Seguindo a linha do raciocínio dogmático penal do sistema de garantias e não apenas como fixação normativa do poder punitivo, propõe-se a fixação de regime mais brando (aberto) nas hipóteses em que a pena cominada implica em regime mais rigoroso, a teor do § 2º do art. 33 do Código Penal.

Inicialmente, cumpre salientar que, de acordo com o § 3º do mesmo dispositivo, a determinação do regime inicial de cumprimento da pena será feita em observância aos critérios previstos no art. 59 do Código Penal. Da redação do dispositivo, doutrina e jurisprudência, conclue-se que as circunstâncias judiciais devem ser levadas em consideração no estabelecimento da pena necessária e suficiente para reprovação e prevenção do crime.

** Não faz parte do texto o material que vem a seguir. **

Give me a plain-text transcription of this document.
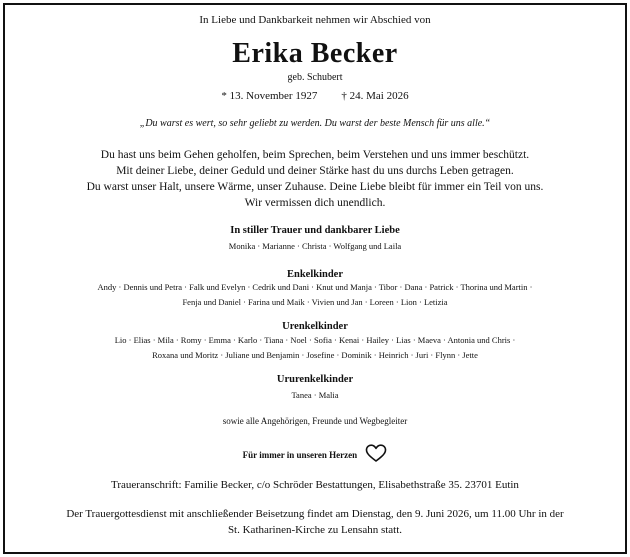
In Liebe und Dankbarkeit nehmen wir Abschied von
Erika Becker
geb. Schubert
* 13. November 1927 † 24. Mai 2026
„Du warst es wert, so sehr geliebt zu werden. Du warst der beste Mensch für uns alle.“
Du hast uns beim Gehen geholfen, beim Sprechen, beim Verstehen und uns immer beschützt.
Mit deiner Liebe, deiner Geduld und deiner Stärke hast du uns durchs Leben getragen.
Du warst unser Halt, unsere Wärme, unser Zuhause. Deine Liebe bleibt für immer ein Teil von uns.
Wir vermissen dich unendlich.
In stiller Trauer und dankbarer Liebe
Monika · Marianne · Christa · Wolfgang und Laila
Enkelkinder
Andy · Dennis und Petra · Falk und Evelyn · Cedrik und Dani · Knut und Manja · Tibor · Dana · Patrick · Thorina und Martin ·
Fenja und Daniel · Farina und Maik · Vivien und Jan · Loreen · Lion · Letizia
Urenkelkinder
Lio · Elias · Mila · Romy · Emma · Karlo · Tiana · Noel · Sofia · Kenai · Hailey · Lias · Maeva · Antonia und Chris ·
Roxana und Moritz · Juliane und Benjamin · Josefine · Dominik · Heinrich · Juri · Flynn · Jette
Ururenkelkinder
Tanea · Malia
sowie alle Angehörigen, Freunde und Wegbegleiter
Für immer in unseren Herzen
Traueranschrift: Familie Becker, c/o Schröder Bestattungen, Elisabethstraße 35. 23701 Eutin
Der Trauergottesdienst mit anschließender Beisetzung findet am Dienstag, den 9. Juni 2026, um 11.00 Uhr in der
St. Katharinen-Kirche zu Lensahn statt.
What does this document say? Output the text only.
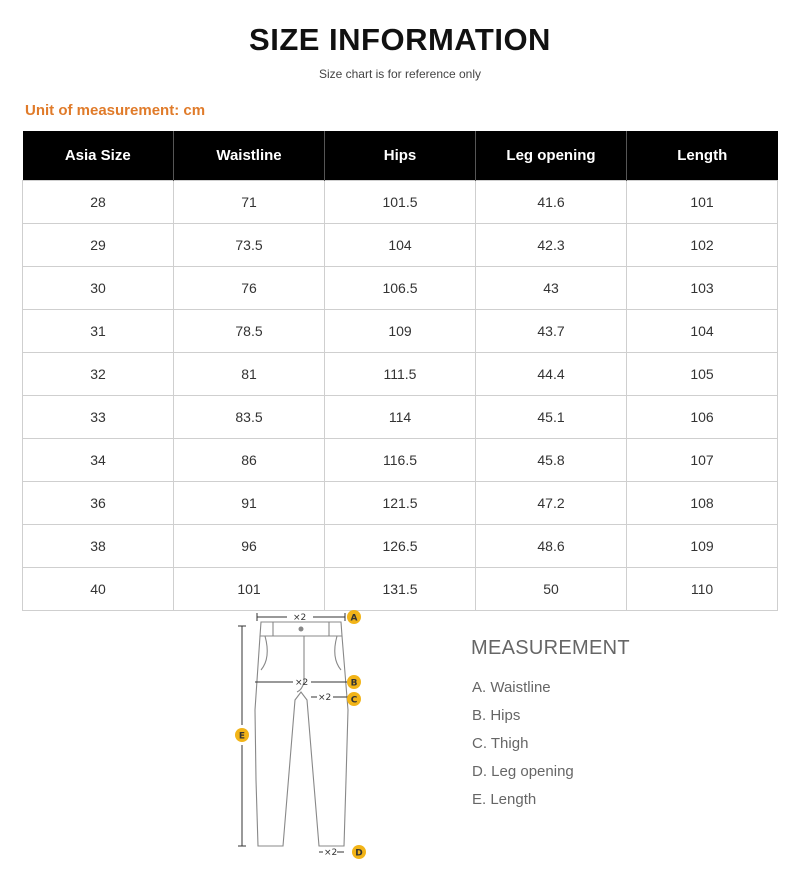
SIZE INFORMATION
Size chart is for reference only
Unit of measurement: cm
Asia Size	Waistline	Hips	Leg opening	Length
28	71	101.5	41.6	101
29	73.5	104	42.3	102
30	76	106.5	43	103
31	78.5	109	43.7	104
32	81	111.5	44.4	105
33	83.5	114	45.1	106
34	86	116.5	45.8	107
36	91	121.5	47.2	108
38	96	126.5	48.6	109
40	101	131.5	50	110
×2
×2
×2
×2
A
B
C
D
E
MEASUREMENT
A. Waistline
B. Hips
C. Thigh
D. Leg opening
E. Length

Esse, aliás, corresponde ao entendimento das Cortes Superiores no sentido de que a "fixação do regime inicial de cumprimento da pena não está condicionada somente ao quantum da reprimenda, mas também ao exame das circunstâncias judiciais do art. 59 do Código Penal, conforme remissão do art. 33, § 3º, do mesmo diploma legal." (BRASIL, 2013).

Tal entendimento é reiteradamente utilizado como justificativa para fixação de regime mais gravoso do que aquele previsto em lei, na hipótese de existência de circunstâncias judiciais desfavoráveis.

[...]

Tal fundamento explanado nos referidos julgados decorre do entendimento de que a pena deve ser suficiente para atender às finalidades de reprovar e prevenir o delito, pois esse é o critério estabelecido pelo art. 59 do Código Penal.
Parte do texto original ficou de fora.